According to news reports, Whitaker claimed to be a sovereign citizen almost immediately after his arrest, declaring during his April 2010 arraignment, as his public defender urged him not to speak: “I am a sovereign. I am not an American.” While his motives for firing on state troopers are unknown, Whitaker might have felt – as sovereign citizens do – that the police had no authority over him and he was resisting a tyrannical government. After firing four shots at the officers, Whitaker managed to escape on foot. U.S. marshals eventually tracked him to a residence in Winsted, Conn., where he was captured by SWAT teams and heavily armed state troopers.

No one was injured in Whitaker’s antigovernment rebellion.

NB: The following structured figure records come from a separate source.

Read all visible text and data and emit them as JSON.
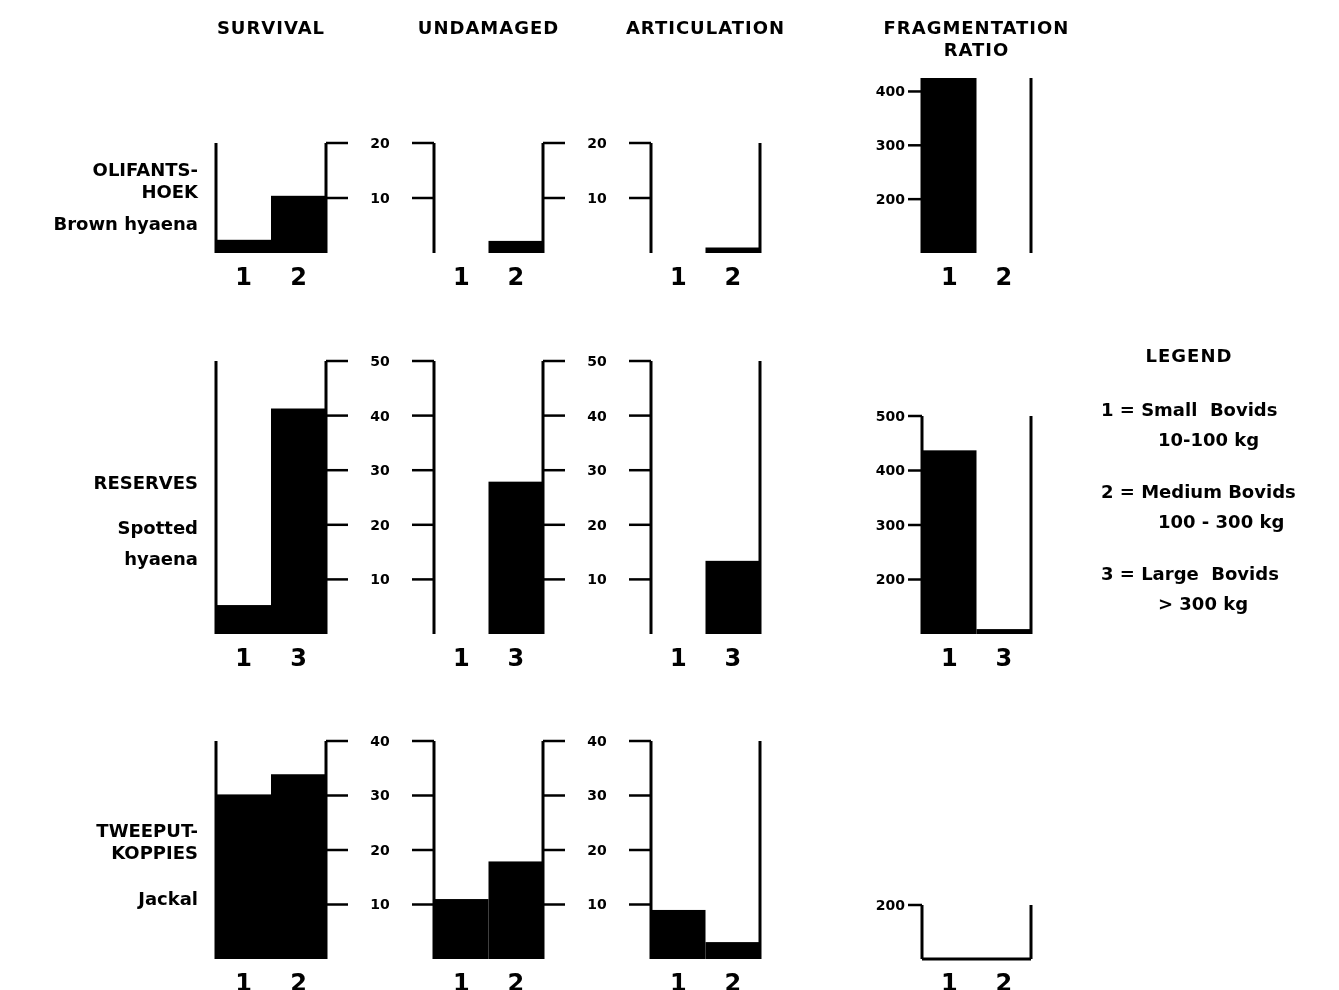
{
  "chart_data": [
    {
      "type": "bar",
      "title": "SURVIVAL",
      "ylabel": "OLIFANTS-\nHOEK",
      "annotations": [
        "Brown hyaena"
      ],
      "categories": [
        "1",
        "2"
      ],
      "values": [
        2.4,
        10.4
      ],
      "color": "#000000",
      "ylim": [
        0,
        20
      ],
      "yticks": [
        10,
        20
      ]
    },
    {
      "type": "bar",
      "title": "UNDAMAGED",
      "categories": [
        "1",
        "2"
      ],
      "values": [
        0,
        2.2
      ],
      "color": "#000000",
      "ylim": [
        0,
        20
      ],
      "yticks": [
        10,
        20
      ]
    },
    {
      "type": "bar",
      "title": "ARTICULATION",
      "categories": [
        "1",
        "2"
      ],
      "values": [
        0,
        1
      ],
      "color": "#000000",
      "ylim": [
        0,
        20
      ],
      "yticks": [
        10,
        20
      ],
      "tick_labels": "x"
    },
    {
      "type": "bar",
      "title": "FRAGMENTATION\nRATIO",
      "categories": [
        "1",
        "2"
      ],
      "values": [
        425,
        100
      ],
      "color": "#000000",
      "ylim": [
        100,
        425
      ],
      "yticks": [
        200,
        300,
        400
      ]
    },
    {
      "type": "bar",
      "ylabel": "RESERVES",
      "annotations": [
        "Spotted\nhyaena"
      ],
      "categories": [
        "1",
        "3"
      ],
      "values": [
        5.3,
        41.3
      ],
      "color": "#000000",
      "ylim": [
        0,
        50
      ],
      "yticks": [
        10,
        20,
        30,
        40,
        50
      ]
    },
    {
      "type": "bar",
      "categories": [
        "1",
        "3"
      ],
      "values": [
        0,
        27.9
      ],
      "color": "#000000",
      "ylim": [
        0,
        50
      ],
      "yticks": [
        10,
        20,
        30,
        40,
        50
      ]
    },
    {
      "type": "bar",
      "categories": [
        "1",
        "3"
      ],
      "values": [
        0,
        13.4
      ],
      "color": "#000000",
      "ylim": [
        0,
        50
      ],
      "yticks": [
        10,
        20,
        30,
        40,
        50
      ],
      "tick_labels": "x"
    },
    {
      "type": "bar",
      "categories": [
        "1",
        "3"
      ],
      "values": [
        437,
        109
      ],
      "color": "#000000",
      "ylim": [
        100,
        500
      ],
      "yticks": [
        200,
        300,
        400,
        500
      ]
    },
    {
      "type": "bar",
      "ylabel": "TWEEPUT-\nKOPPIES",
      "annotations": [
        "Jackal"
      ],
      "categories": [
        "1",
        "2"
      ],
      "values": [
        30.2,
        33.9
      ],
      "color": "#000000",
      "ylim": [
        0,
        40
      ],
      "yticks": [
        10,
        20,
        30,
        40
      ]
    },
    {
      "type": "bar",
      "categories": [
        "1",
        "2"
      ],
      "values": [
        11.0,
        17.9
      ],
      "color": "#000000",
      "ylim": [
        0,
        40
      ],
      "yticks": [
        10,
        20,
        30,
        40
      ]
    },
    {
      "type": "bar",
      "categories": [
        "1",
        "2"
      ],
      "values": [
        9.0,
        3.1
      ],
      "color": "#000000",
      "ylim": [
        0,
        40
      ],
      "yticks": [
        10,
        20,
        30,
        40
      ],
      "tick_labels": "x"
    },
    {
      "type": "other",
      "categories": [
        "1",
        "2"
      ],
      "annotations": [
        "200"
      ]
    },
    {
      "type": "other",
      "title": "LEGEND",
      "annotations": [
        "1 = Small  Bovids\n10-100 kg",
        "2 = Medium Bovids\n100 - 300 kg",
        "3 = Large  Bovids\n> 300 kg"
      ]
    }
  ]
}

That wasn’t the case in West Memphis, Ark., where Jerry and Joe Kane, father-and-son sovereign citizens traveling the country on the seminar circuit, shot and killed police officers Brandon Paudert and Bill Evans during a traffic stop on Interstate 40. After shooting Paudert and Evans, a scene recorded in graphic detail by the officers’ dashboard camera, the Kanes fled in their white minivan and were killed hours later in a shootout with police.

Sovereign citizens, who likely number in the hundreds of thousands nationwide, are a particular brand of antigovernment extremists who believe they – not judges, juries, law enforcement or elected officials – get to decide which laws to obey and which to ignore. While Clark was not determined to be a sovereign citizen during her sentencing, she was ordered to undergo psychiatric treatment. Whitaker, who also claimed he was the “grandson of God,” fought his extradition but ultimately was returned to Florida to face criminal charges.